Simple signal, complex effects
Elledge’s illumination of the human pathway revealed in 2001 that ATR, a mammalian ATM-related kinase known to be essential for the DNA-damage response, requires another protein to do its job. The second protein, ATRIP, led him to the mechanism by which the pair senses DNA aberrations.
A molecule called replication protein A (RPA) plays a crucial role in this step, Elledge discovered in 2003. It sticks to single-stranded DNA, a structure that is generated by multiple types of DNA lesions. ATRIP grabs RPA-coated single-stranded DNA, bringing along the ATR to which it is bound. This event kicks off the ATR arm of the DNA-response pathway.

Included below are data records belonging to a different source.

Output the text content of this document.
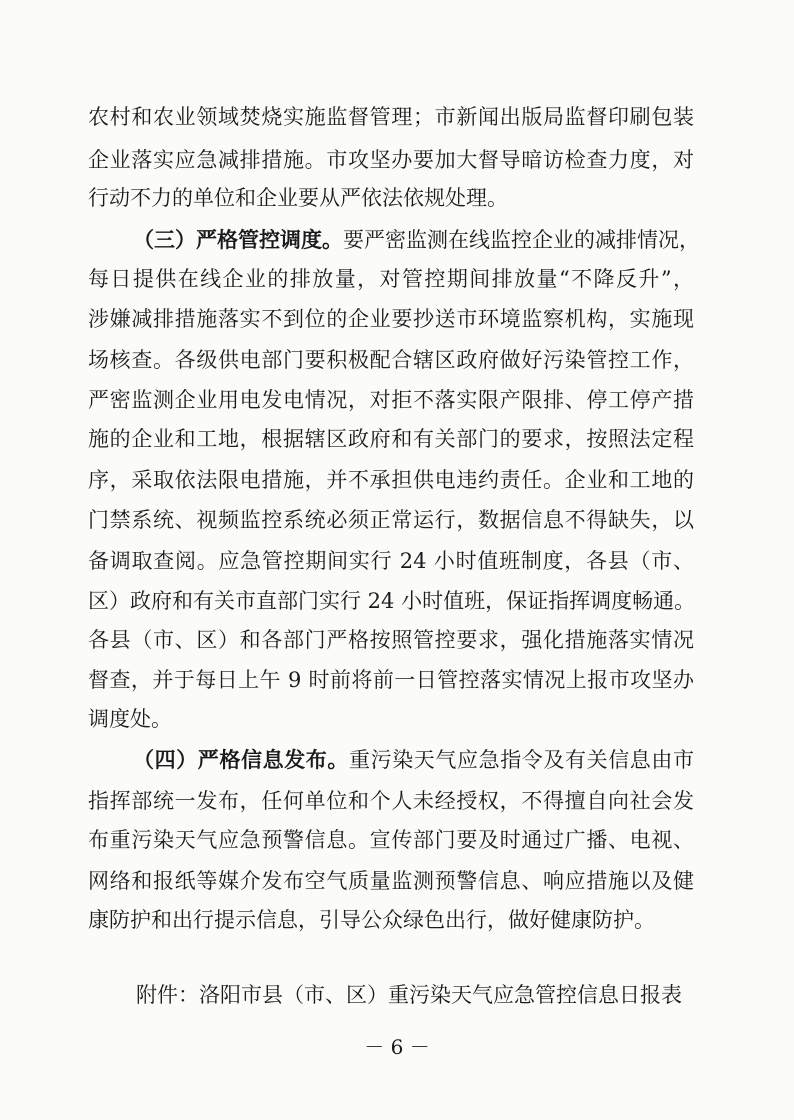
农村和农业领域焚烧实施监督管理；市新闻出版局监督印刷包装
企业落实应急减排措施。市攻坚办要加大督导暗访检查力度，对
行动不力的单位和企业要从严依法依规处理。
（三）严格管控调度。要严密监测在线监控企业的减排情况，
每日提供在线企业的排放量，对管控期间排放量“不降反升”，
涉嫌减排措施落实不到位的企业要抄送市环境监察机构，实施现
场核查。各级供电部门要积极配合辖区政府做好污染管控工作，
严密监测企业用电发电情况，对拒不落实限产限排、停工停产措
施的企业和工地，根据辖区政府和有关部门的要求，按照法定程
序，采取依法限电措施，并不承担供电违约责任。企业和工地的
门禁系统、视频监控系统必须正常运行，数据信息不得缺失，以
备调取查阅。应急管控期间实行 24 小时值班制度，各县（市、
区）政府和有关市直部门实行 24 小时值班，保证指挥调度畅通。
各县（市、区）和各部门严格按照管控要求，强化措施落实情况
督查，并于每日上午 9 时前将前一日管控落实情况上报市攻坚办
调度处。
（四）严格信息发布。重污染天气应急指令及有关信息由市
指挥部统一发布，任何单位和个人未经授权，不得擅自向社会发
布重污染天气应急预警信息。宣传部门要及时通过广播、电视、
网络和报纸等媒介发布空气质量监测预警信息、响应措施以及健
康防护和出行提示信息，引导公众绿色出行，做好健康防护。
附件：洛阳市县（市、区）重污染天气应急管控信息日报表
－ 6 －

Although numerous participants in this system had emerged, the total collection had never been defined. To probe this issue, Elledge exploited the fact that ATM and ATR add phosphates at known amino acid pairs within their target proteins. In 2007, he identified more than 700 proteins that receive phosphates from ATM or ATR in response to DNA damage. These proteins perform a tremendous range of activities (see Figure) that are crucial for health, and especially for preventing malignancy.
Creatures as diverse as bacteria and humans react to DNA damage by instigating a multifaceted physiological response that enhances their ability to endure the assault and thrive in its aftermath. Witkin and Elledge laid the conceptual and experimental foundation for our understanding of these intricately organized systems, which ensure genetic fidelity and safeguard organismal vitality.